Canonical Quantization of Static and Rotating Black Hole as A Gravitational Atom

TL;DR

This paper performs canonical quantization of particles around static and rotating black holes, revealing exact energy levels and wave functions, and introduces the concept of a gravitational atom analogous to hydrogenic systems.

Contribution

It provides the first exact solutions for quantized particles in black hole gravitational fields, bridging black hole physics and quantum atomic models.

Findings

Exact energy levels for particles near black holes are derived.

Wave functions exhibit quasi-bound states due to strong gravitational attraction.

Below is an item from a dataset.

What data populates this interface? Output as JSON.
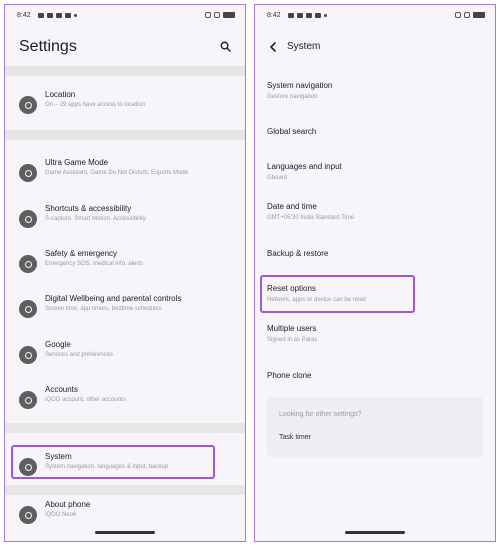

In the small scale limit, the system reduces to a hydrogen-like gravitational atom.

Abstract

Gravitational field is usually neglected in calculation of atomic energy levels as its effect is much weaker than the electromagnetic field, but that is not the case for a particle orbiting a black hole. In this work, canonical quantization of a particle under a gravitational field exerted by this tiny but very massive object, both static and rotating-is carried out. By using this method, very rare exact result of the particles quantized energy can be discovered. The presence of a very strong attractive field and the horizon make the energy complex valued and force the corresponding wave function to be a quasi-bound state. Moreover, by taking a small scale limit, the system becomes a gravitational atom in sense that hydrogenic atoms energy levels and wave functions can be recovered. Obtaining these exact solutions for fundamental black holes effectively empowers us to deal with more complex black holes such as cosmological black holes or black hole solutions emerging from modified gravity.